Country is flush with bees up on the Canadian prairies this spring. I had a guy looking to buy hives from me but balk at my price. Nucs selling for less than packages this spring.
NZ packages up to $200 2lbs, Ontario sourced packages $175... Local 3 frame nucs $150-185.


----------



## The Honey Householder (Nov 14, 2008)

I didn't think I was going to get all the packages that I had order, because I upped my order and so when I did. It set me into bee box building mode. Crazy having more bees then you have equipment ready. Having the boys pull a skid of new frames out of the warehouse before splitting season is not normal. Now waiting on 6 skids of new frames that I didn't think I would need for another month. Dad order an extra load of syrup last fall and it was a good thing he did. Most years we only use one load, but we are already into our second load. Hives are taking 1-2 gallon a week right now and growing fast.
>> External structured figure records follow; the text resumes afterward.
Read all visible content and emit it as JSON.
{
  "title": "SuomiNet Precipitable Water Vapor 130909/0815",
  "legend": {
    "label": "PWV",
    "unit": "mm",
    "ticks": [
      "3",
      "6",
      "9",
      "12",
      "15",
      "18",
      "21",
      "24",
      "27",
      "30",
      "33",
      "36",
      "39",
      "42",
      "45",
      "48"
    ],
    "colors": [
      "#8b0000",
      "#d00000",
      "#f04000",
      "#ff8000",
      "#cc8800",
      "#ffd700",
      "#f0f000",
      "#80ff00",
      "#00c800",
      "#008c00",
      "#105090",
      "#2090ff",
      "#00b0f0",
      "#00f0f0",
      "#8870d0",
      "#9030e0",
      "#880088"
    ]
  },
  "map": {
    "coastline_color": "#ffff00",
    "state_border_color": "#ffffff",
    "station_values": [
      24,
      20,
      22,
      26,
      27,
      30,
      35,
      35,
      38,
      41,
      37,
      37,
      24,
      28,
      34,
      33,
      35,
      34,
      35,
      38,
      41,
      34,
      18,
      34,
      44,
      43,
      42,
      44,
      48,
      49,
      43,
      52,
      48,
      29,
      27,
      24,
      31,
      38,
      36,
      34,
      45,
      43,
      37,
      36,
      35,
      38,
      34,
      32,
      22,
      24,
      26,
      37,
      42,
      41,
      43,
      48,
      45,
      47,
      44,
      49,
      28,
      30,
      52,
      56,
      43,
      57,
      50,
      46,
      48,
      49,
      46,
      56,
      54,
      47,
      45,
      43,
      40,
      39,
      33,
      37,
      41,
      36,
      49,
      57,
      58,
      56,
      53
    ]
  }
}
Going to be a good bee year, and hoping honey too.

Might have to sell some more nucs and singles off in late May.


----------



## Vance G (Jan 6, 2011)

If the bees advertised out of almonds cheap are any good, I can't understand how prices on the western part of the country have held up as well as they have! Still lots of beginners jumping in here and supporting prices I imagine.


----------



## Honey-4-All (Dec 19, 2008)

After my last response I think a more appropriate answer would be that the current supply chain is not short on the production side but on the distribution side. After our first week of shipping on UPS all our ship package pre order spots were gobbled up fro the entire season. (As a side note I might add that we might add some for the last week of April once everything else we have committed to do is done.) 

In the meanwhile I happen to have an ever increasing list of people throughout the country that still want us to ship them bees. Many emails written in a desperate tone might I add. The list is long enough that it would require us to ramp up the production almost two fold for the entire year to satisfy everyone on the list. This will not be happening as the time still available is way to short. Calls and emails from every state in the union practically. 

Obviously not all people have access to bees near them if this is the case. There might be enough bees in aggregate but to say all the ones that are wanted are in a logistics position that will work to satisfy the current demand would be a little bit of a stretch to even dare to claim.


----------



## The Honey Householder (Nov 14, 2008)

I thinks there is some new players in the game this year and just thought that package buyer would come find them. Supplier need dealers to move the packages. I don't know of any big suppliers that sell a large % of 1's and 2's. You have your dealers that you wholesale off loads to move the bees. I think good supply chain is always important in business. Sometimes it takes years to get everything going in the right direction. Thats why starting small and growing into everything is the best for business. 

In honey production we retail 10% of our crop and wholesale the rest off (barrels, skids of buckets, skid of bottled honey) with dealers. Which that has come from years and years of find those wholesale dealers to do business with. Before that the packers always called each year to see how many loads we had to sell and what they would give us for our honey.


----------



## Roland (Dec 14, 2008)

Brian- Can't answer that, we are not real social. Maybe JohnK and Sheri can chime in.

Things looked OK until the brutal February arrived. 

Crazy Roland


----------